Containing the risks of climate change requires accelerating the transition to net zero greenhouse gas (GHG) emissions. Countries can employ or reform a wide range of policy instruments to cut GHG emissions, including price-based instruments. This report tracks how carbon taxes, tradeable emission permit prices, energy taxes and subsidies – together an important subset of price-based instruments – have evolved between 2018 and 2021.
This is the first report in the newly established OECD series on Carbon Pricing and Energy Taxation. The series combines the Taxing Energy Use and Effective Carbon Rates database and publication series. The report presents the main findings from the database, tracking governments’ evolving use of carbon pricing and energy taxation. The level of detail in the publication is high, yet it does not reflect the full granularity of the database, which is available on OECD.STAT.
The report will inform the work of the Inclusive Forum on Carbon Mitigation Approaches, an OECD project that seeks to take stock of countries’ diverse approaches to climate change mitigation and estimate their effectiveness, with a view to strengthening dialogue to scale up combined action to reach net zero emissions by mid-century.
This report is released in a time of turmoil on energy markets. Energy price hikes experienced since 2021 have presented policy makers with even greater challenges in their efforts to use carbon pricing to reduce GHG emissions.
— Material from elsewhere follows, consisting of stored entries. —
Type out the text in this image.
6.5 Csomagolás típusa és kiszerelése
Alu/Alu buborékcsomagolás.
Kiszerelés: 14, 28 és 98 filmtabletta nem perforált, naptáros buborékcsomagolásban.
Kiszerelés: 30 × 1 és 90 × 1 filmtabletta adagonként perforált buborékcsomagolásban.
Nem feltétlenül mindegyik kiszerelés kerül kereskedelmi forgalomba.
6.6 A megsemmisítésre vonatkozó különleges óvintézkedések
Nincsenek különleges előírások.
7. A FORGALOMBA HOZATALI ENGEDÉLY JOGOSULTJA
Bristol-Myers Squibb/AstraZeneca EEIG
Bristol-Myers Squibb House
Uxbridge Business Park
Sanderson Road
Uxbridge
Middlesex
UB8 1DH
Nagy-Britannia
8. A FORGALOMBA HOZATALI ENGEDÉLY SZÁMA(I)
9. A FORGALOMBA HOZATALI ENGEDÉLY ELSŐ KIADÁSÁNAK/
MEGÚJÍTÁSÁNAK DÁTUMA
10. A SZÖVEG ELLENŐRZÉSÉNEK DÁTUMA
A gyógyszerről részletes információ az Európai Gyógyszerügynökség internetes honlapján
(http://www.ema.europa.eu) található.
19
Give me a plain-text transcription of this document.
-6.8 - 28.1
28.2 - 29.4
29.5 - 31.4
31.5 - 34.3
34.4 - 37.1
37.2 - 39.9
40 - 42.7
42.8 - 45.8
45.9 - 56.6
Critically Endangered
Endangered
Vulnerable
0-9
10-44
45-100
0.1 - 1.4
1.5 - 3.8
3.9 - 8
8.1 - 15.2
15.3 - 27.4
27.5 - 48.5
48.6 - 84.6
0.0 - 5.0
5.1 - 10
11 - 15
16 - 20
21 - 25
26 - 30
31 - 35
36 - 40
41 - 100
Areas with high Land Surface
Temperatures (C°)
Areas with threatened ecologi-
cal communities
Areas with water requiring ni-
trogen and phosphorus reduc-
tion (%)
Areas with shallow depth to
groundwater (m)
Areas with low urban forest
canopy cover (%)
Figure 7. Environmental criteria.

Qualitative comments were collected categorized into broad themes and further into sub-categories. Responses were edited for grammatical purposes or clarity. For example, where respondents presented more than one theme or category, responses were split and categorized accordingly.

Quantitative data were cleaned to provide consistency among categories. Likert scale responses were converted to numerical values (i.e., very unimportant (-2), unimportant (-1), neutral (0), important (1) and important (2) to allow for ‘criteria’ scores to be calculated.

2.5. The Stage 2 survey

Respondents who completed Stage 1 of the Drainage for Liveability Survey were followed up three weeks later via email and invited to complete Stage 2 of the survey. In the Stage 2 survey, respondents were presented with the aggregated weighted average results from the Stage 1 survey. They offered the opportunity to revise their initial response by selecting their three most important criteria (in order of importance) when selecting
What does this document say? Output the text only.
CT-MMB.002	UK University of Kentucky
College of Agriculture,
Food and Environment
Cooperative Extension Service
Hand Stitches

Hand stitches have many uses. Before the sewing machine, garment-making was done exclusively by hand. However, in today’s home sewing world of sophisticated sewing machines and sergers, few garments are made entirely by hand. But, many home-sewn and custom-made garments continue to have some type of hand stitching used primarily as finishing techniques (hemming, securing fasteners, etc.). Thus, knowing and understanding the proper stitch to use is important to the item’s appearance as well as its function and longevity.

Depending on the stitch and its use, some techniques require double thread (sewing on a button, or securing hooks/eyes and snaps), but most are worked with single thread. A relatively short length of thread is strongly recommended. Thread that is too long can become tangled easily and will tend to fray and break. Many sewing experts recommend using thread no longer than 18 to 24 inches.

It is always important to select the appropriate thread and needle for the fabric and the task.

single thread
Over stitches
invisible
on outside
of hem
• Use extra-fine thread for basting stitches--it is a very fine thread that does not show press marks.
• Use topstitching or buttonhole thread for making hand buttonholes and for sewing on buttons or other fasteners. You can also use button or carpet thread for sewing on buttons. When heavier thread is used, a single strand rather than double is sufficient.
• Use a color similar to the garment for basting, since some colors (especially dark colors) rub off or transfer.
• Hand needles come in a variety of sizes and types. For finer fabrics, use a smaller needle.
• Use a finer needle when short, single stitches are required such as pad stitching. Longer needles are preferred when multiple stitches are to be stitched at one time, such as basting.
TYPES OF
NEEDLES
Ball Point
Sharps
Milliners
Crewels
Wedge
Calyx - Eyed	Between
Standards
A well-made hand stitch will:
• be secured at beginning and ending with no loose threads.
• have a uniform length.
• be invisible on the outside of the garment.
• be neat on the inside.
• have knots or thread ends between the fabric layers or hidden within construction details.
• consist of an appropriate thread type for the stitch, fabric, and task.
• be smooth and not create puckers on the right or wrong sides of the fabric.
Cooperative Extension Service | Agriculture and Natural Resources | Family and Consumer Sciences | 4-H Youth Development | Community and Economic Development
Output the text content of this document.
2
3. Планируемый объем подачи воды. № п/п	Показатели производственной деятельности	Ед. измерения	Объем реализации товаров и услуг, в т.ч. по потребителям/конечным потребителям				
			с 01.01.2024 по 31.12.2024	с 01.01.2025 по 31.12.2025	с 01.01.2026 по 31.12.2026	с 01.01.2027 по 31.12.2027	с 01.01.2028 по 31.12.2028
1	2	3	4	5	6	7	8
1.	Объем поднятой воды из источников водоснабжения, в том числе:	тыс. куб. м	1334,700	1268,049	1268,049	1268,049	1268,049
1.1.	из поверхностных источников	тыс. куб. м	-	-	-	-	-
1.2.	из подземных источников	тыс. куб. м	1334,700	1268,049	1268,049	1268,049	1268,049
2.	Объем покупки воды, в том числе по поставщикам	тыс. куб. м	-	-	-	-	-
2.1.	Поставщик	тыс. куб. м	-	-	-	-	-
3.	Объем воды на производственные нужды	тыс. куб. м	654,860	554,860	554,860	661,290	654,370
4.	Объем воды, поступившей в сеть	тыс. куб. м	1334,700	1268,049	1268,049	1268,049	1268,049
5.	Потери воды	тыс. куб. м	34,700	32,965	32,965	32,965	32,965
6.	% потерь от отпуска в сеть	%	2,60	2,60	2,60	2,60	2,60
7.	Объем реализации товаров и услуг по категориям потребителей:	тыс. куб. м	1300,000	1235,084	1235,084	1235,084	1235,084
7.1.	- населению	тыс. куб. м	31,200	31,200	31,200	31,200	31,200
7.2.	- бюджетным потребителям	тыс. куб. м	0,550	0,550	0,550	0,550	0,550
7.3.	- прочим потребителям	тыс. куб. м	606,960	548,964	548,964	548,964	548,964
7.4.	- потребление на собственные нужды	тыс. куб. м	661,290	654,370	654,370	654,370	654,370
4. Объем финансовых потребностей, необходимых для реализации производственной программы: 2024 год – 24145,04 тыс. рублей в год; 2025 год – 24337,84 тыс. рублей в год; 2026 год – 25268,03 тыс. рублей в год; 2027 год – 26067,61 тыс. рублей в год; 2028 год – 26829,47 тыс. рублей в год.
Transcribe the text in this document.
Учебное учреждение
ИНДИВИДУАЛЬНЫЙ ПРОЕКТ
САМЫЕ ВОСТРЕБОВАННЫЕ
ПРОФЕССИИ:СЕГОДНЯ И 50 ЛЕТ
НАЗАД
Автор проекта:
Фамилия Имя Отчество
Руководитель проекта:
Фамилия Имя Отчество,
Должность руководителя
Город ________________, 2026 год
Energy taxes have been cut in several countries, as part of governments’ emergency responses. Even though the report focusses on long run trends between 2018 and 2021, it provides indications of how tax cuts and fossil fuel subsidies affect effective carbon prices. The need for supporting energy affordability is clear, but its form could change over time, with more emphasis on targeted income support than on broad tax cuts. This will help to reduce the risk that the policy responses to the current energy crisis slow down the transition to net zero, which would also better protect energy users from fossil fuel price shocks in the future.
This report was produced by the Tax Policy and Statistics Division of the OECD’s Centre for Tax Policy and Administration. The integration of selected fossil fuel support measures from the OECD Inventory of support measures for fossil fuels into the Taxing Energy Use and Effective Carbon Rates database is the result of a collaboration with the Environmental Performance and Information Division of the OECD’s Environment Directorate and the Analysis, Data and Modelling Division in the OECD’s Trade and Agriculture Directorate.
The project was led by Jonas Teusch under the guidance of Kurt Van Dender and the overall responsibility of David Bradbury. The report and accompanying online country notes were drafted by Jonas Teusch, Konstantinos Theodoropoulos and Astrid Tricaud. The redesign of the architecture of the Taxing Energy Use and Effective Carbon Rates database was led by Konstantinos Theodoropoulos, who also prepared the data and technical background notes with Kim Lan Mellon and Astrid Tricaud. Anasuya Raj provided inputs on emissions trading systems. Text boxes were contributed by Luisa Dressler, Grégoire Garsous, Guillaume Gruère, and Anasuya Raj. Marie-Aurélie Elkurd, Karena Garnier, Hazel Healy, Natalie Lagorce, Michael Sharratt, and Carrie Tyler improved the presentation and dissemination of the work.
The authors would like to thank OECD colleagues David Bradbury, Luisa Dressler, Jane Ellis, Ben Henderson, Mark Mateo, Justine Garrett, Grégoire Garsous, Anasuya Raj, Hugo Vallin, and Kurt Van Dender for their feedback and advice at different stages of the production of the report.
The report was discussed at and endorsed for declassification by the OECD’s Joint Meetings of Tax and Environment Experts, and it was approved by the Committee on Fiscal Affairs and the Environment Policy Committee. The OECD Secretariat would like to thank the delegates to the Joint Meetings and their colleagues in national government administrations for their assistance with the provision of data, for their feedback on the data and the report, and for their support for the area of work.